Plans to designate at least 10% of Scotland’s seas as Highly Protected Marine Areas are the ‘biggest threat to the north-east fishing industry for decades’
Banff and Buchan MP David Duguid raised concerns at Westminster’s Scottish Affairs Committee which took evidence from UK Government Fisheries Minister, Mark Spencer, on a number of issues facing the fishing sector.
Mr Duguid said the Scottish Government’s plans to install HPMAs and offshore wind, to a larger extent than elsewhere in the UK, is causing concerns of “spatial squeeze” and will be detrimental to the Scottish fleet. He also expressed fears that long-established businesses will become non-viable if north-east waters are included within the new HPMAs.
It follows concerns from organisations including the Scottish Fisherman’s Federation which described the plans as “government greenwashing” while “prioritising political objectives over good policy-making and decision-taking”.
The MP said: “At the committee I raised a number of issues with the minister from the discussions I have had with the sector.

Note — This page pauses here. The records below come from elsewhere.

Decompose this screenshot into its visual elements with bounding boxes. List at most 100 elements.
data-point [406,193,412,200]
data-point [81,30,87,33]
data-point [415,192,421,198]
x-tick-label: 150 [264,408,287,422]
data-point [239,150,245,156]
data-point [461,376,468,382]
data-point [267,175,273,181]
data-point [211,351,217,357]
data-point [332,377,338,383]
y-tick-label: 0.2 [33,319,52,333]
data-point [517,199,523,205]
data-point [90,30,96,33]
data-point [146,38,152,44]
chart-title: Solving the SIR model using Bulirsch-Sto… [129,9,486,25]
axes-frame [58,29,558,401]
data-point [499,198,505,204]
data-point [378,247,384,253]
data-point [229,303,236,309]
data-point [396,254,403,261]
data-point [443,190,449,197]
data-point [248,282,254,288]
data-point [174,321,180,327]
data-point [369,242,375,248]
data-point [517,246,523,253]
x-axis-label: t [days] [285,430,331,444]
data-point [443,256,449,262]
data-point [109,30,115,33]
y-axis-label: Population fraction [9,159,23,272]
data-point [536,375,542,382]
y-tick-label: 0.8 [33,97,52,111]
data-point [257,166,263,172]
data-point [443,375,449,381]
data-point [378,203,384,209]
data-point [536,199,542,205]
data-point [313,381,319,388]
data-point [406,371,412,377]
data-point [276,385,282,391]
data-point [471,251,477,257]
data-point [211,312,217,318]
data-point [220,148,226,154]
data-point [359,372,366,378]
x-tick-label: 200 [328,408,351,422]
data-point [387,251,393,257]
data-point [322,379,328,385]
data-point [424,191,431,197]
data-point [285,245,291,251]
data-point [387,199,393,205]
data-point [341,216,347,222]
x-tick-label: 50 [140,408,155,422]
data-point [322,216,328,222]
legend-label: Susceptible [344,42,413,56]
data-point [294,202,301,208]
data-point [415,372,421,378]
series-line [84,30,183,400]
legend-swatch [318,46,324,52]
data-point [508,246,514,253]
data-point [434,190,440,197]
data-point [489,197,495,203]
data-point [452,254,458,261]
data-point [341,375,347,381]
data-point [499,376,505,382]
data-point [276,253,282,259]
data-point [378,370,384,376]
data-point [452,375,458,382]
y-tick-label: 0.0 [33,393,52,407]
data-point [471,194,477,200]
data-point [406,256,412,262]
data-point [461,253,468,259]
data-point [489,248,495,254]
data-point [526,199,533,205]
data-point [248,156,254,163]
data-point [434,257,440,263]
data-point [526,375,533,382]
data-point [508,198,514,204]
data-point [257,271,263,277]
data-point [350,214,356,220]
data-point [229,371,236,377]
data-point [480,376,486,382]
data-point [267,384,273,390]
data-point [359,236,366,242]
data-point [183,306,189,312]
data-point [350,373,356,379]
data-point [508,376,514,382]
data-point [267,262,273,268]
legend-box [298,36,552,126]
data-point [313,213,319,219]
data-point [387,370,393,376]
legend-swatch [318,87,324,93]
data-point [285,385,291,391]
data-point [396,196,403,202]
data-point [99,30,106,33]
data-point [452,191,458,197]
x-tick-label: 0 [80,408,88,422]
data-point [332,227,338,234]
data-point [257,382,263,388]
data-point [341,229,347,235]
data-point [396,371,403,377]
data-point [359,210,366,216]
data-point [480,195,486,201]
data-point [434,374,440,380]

The HPMA proposals are rightly causing a huge amount of concern and it seems that the SNP-Green Government want to squeeze our fishing vessels out of large areas of the sea to the detriment of our valuable industry.
"There is absolutely no doubt these plans present the biggest threat to the north-east fishing industry for decades.”
Mr Duguid also raised issues with access to labour for the seafood processing sector and welcomed the addition of offshore deckhands to the skilled worker list but called for more flexibility in the English language test, particularly the written test.
He added: “Successive years since our exit from the EU, the Common Fisheries Policy and becoming an independent coastal state have all seen a steady improvement in catching opportunities for the Scottish fleet – particularly in Banff and Buchan.
“I was also pleased to hear, from the Defra Officials responsible for leading negotiations with other coastal states, that the key leverage we have of access to UK waters is ‘front and centre’ in those discussions.”